The Research Data Alliance (RDA), an international organisation with 8,800 members in 137 countries, was created to support scientists in this effort. "It provides a framework for discussing and sharing know-how between scientific communities across the globe," Genova enthuses. In France, the Opidor (Data Management Plan for Optimized Sharing and Interoperability of Research Data) platform, which was developed at the CNRS by the Institute for Scientific and Technical Information (INIST), anticipated this evolution a few years ago. It offers a number of tools that assist researchers who want to build a data management plan in conformity with FAIR recommendations: "This data management plan has actually been required by the French National Research Agency since 2019 for all funding applications."

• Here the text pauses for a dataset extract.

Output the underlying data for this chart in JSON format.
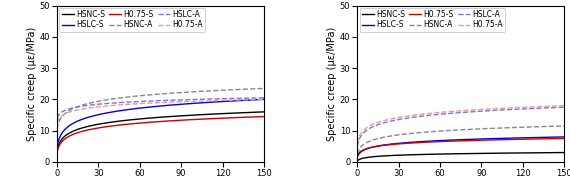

A reflection on all levels
In addition to thorny issues surrounding the form that this sharing will take, the question arises of the physical resources needed to store this data. Who will physically host and provide long-term access to this considerable mass of information? "This reflection must be conducted on all levels — whether regional, national, or international — in conjunction with other research organisations," stresses Alain Schuhl.

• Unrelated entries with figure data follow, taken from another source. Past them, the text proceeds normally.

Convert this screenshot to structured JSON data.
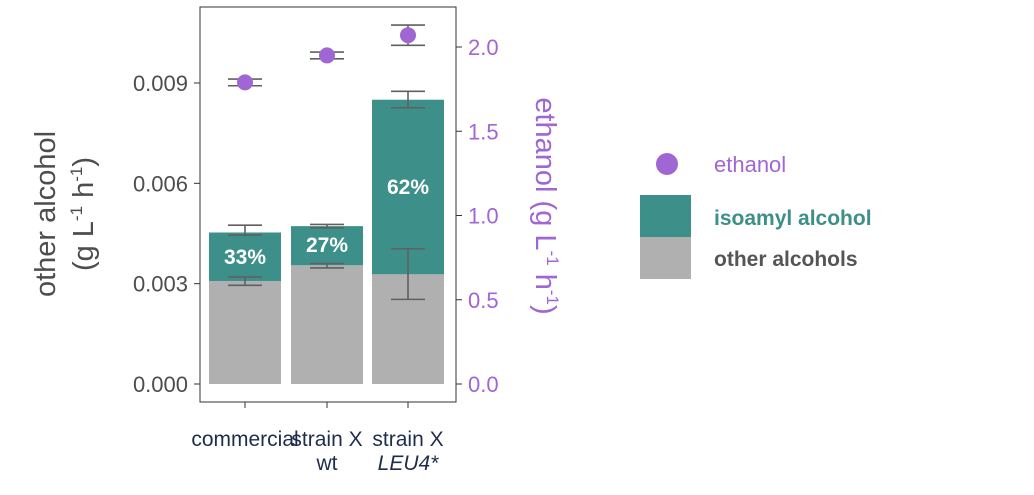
{
  "chart_data": {
    "type": "bar",
    "categories": [
      {
        "lines": [
          "commercial"
        ],
        "italic": [
          false
        ]
      },
      {
        "lines": [
          "strain X",
          "wt"
        ],
        "italic": [
          false,
          false
        ]
      },
      {
        "lines": [
          "strain X",
          "LEU4*"
        ],
        "italic": [
          false,
          true
        ]
      }
    ],
    "left_axis": {
      "label_line1": "other alcohol",
      "label_line2_base": "(g L",
      "label_line2_sup1": "-1",
      "label_line2_mid": " h",
      "label_line2_sup2": "-1",
      "label_line2_end": ")",
      "ylim": [
        0,
        0.0111
      ],
      "ticks": [
        0,
        0.003,
        0.006,
        0.009
      ],
      "tick_labels": [
        "0.000",
        "0.003",
        "0.006",
        "0.009"
      ]
    },
    "right_axis": {
      "label_base": "ethanol (g L",
      "label_sup1": "-1",
      "label_mid": " h",
      "label_sup2": "-1",
      "label_end": ")",
      "ylim": [
        -0.07,
        2.2
      ],
      "ticks": [
        0,
        0.5,
        1.0,
        1.5,
        2.0
      ],
      "tick_labels": [
        "0.0",
        "0.5",
        "1.0",
        "1.5",
        "2.0"
      ]
    },
    "series": [
      {
        "name": "other alcohols",
        "axis": "left",
        "values": [
          0.00308,
          0.00355,
          0.00328
        ],
        "error": [
          [
            0.00295,
            0.0032
          ],
          [
            0.00347,
            0.0036
          ],
          [
            0.00253,
            0.00404
          ]
        ]
      },
      {
        "name": "isoamyl alcohol",
        "axis": "left",
        "values": [
          0.00145,
          0.00117,
          0.00522
        ],
        "error": [
          [
            0.00445,
            0.00475
          ],
          [
            0.00467,
            0.00477
          ],
          [
            0.00826,
            0.00875
          ]
        ]
      },
      {
        "name": "ethanol",
        "axis": "right",
        "type": "point",
        "values": [
          1.79,
          1.95,
          2.07
        ],
        "error": [
          [
            1.77,
            1.81
          ],
          [
            1.93,
            1.97
          ],
          [
            2.01,
            2.13
          ]
        ]
      }
    ],
    "bar_labels": [
      "33%",
      "27%",
      "62%"
    ],
    "legend": {
      "position": "right",
      "items": [
        {
          "label": "ethanol",
          "key": "ethanol"
        },
        {
          "label": "isoamyl alcohol",
          "key": "isoamyl"
        },
        {
          "label": "other alcohols",
          "key": "other"
        }
      ]
    },
    "colors": {
      "ethanol": "#a066d3",
      "isoamyl": "#3d8f8a",
      "other": "#b0b0b0",
      "axis_text": "#4d4d4d",
      "category_text": "#1f2d4d",
      "error_bar": "#606060",
      "legend_other_text": "#555555"
    },
    "grid": false
  }
}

Beyond these technical challenges, "the evaluation of researchers remains an obstacle to adopting these best practices," Genova indicates. "People who become involved in these matters actually spend less time conducting their own research. They take more risks for their career. It is therefore essential that research organisations join forces on the issue." In any event, this is the declared goal of the National Plan for Open Science: to encourage and promote these practices among all French actors in public research. There is more at stake than just data openness, as an entirely new and promising branch of science is emerging in its wake. "The possibility of gathering vast sets of information from different sources could help extract new knowledge thanks to mining software," Alain Schuhl predicts. Open data therefore is not only about sharing, but opening new horizons for science.